Again, why would you want to? I don't know about anybody else, but I would never stay in a relationship where I had to be a "secret". It's unhealthy.
If I enter a relationship with a girl the first question most people will ask is "Are you gay or bi?" I really don't want to answer that question until I know who I am for sure.
Nobody has ever asked me if I were bi when I dated women. They just assumed I were gay. The only people that asked me if I were bi were perverted men wanting a threesome, but that didn't mean much to me.
I don't think it matters how femme you are, most people assume that two women together = gay. Bisexuality is usually invisible unless someone comes out and says it. Besides, I don't think I'm the most masculine looking person either. I might dress more tomboyish, but I definitely have long hair and a larger breast size. Everyone assumes that I'm straight until I say otherwise.
I care about coming out accurately. If I come out as gay and end up falling for a guy I'll just promote the myth that lesbians can turn straight. I'd rather not do that.
Then hold off on relationships until you get to know yourself better, and then you can come out before starting one.

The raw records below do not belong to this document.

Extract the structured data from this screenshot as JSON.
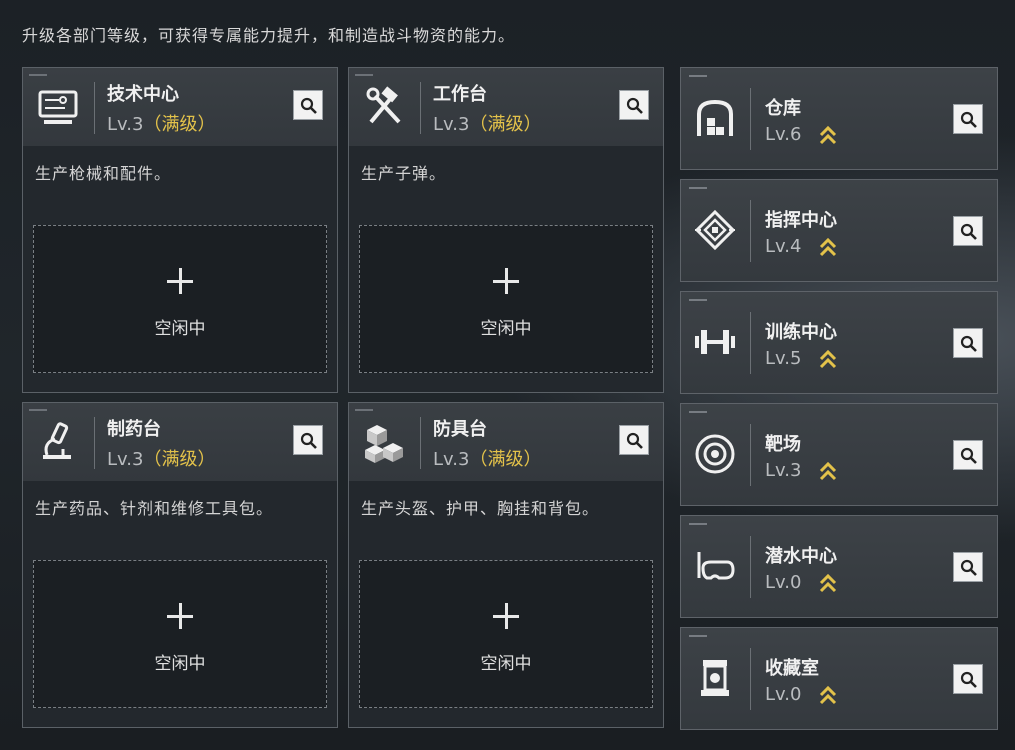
{
  "description": "升级各部门等级，可获得专属能力提升，和制造战斗物资的能力。",
  "colors": {
    "accent_gold": "#e3c24a",
    "panel": "#3a3f44",
    "slot": "#1b1f23"
  },
  "workshops": [
    {
      "name": "技术中心",
      "level": "Lv.3",
      "max": "（满级）",
      "icon": "computer-icon",
      "produce": "生产枪械和配件。",
      "slot_label": "空闲中"
    },
    {
      "name": "工作台",
      "level": "Lv.3",
      "max": "（满级）",
      "icon": "hammer-wrench-icon",
      "produce": "生产子弹。",
      "slot_label": "空闲中"
    },
    {
      "name": "制药台",
      "level": "Lv.3",
      "max": "（满级）",
      "icon": "microscope-icon",
      "produce": "生产药品、针剂和维修工具包。",
      "slot_label": "空闲中"
    },
    {
      "name": "防具台",
      "level": "Lv.3",
      "max": "（满级）",
      "icon": "cubes-icon",
      "produce": "生产头盔、护甲、胸挂和背包。",
      "slot_label": "空闲中"
    }
  ],
  "facilities": [
    {
      "name": "仓库",
      "level": "Lv.6",
      "icon": "warehouse-icon"
    },
    {
      "name": "指挥中心",
      "level": "Lv.4",
      "icon": "command-chip-icon"
    },
    {
      "name": "训练中心",
      "level": "Lv.5",
      "icon": "dumbbell-icon"
    },
    {
      "name": "靶场",
      "level": "Lv.3",
      "icon": "target-icon"
    },
    {
      "name": "潜水中心",
      "level": "Lv.0",
      "icon": "diving-mask-icon"
    },
    {
      "name": "收藏室",
      "level": "Lv.0",
      "icon": "display-case-icon"
    }
  ]
}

I can't "get to know myself better" without a relationship or at least dating. I've tried to do that, but I failed. I just keep going in circles. I think femmes like me also need proof before they come out. My preferred way to come out is to start a relationship. I won't tell anyone about it, but I won't try to hide it either. Than people will probably gossip a bit about it. After they gossip and I figure out exactly who I am I will come out. By then people won't have any reason to doubt my sexuality.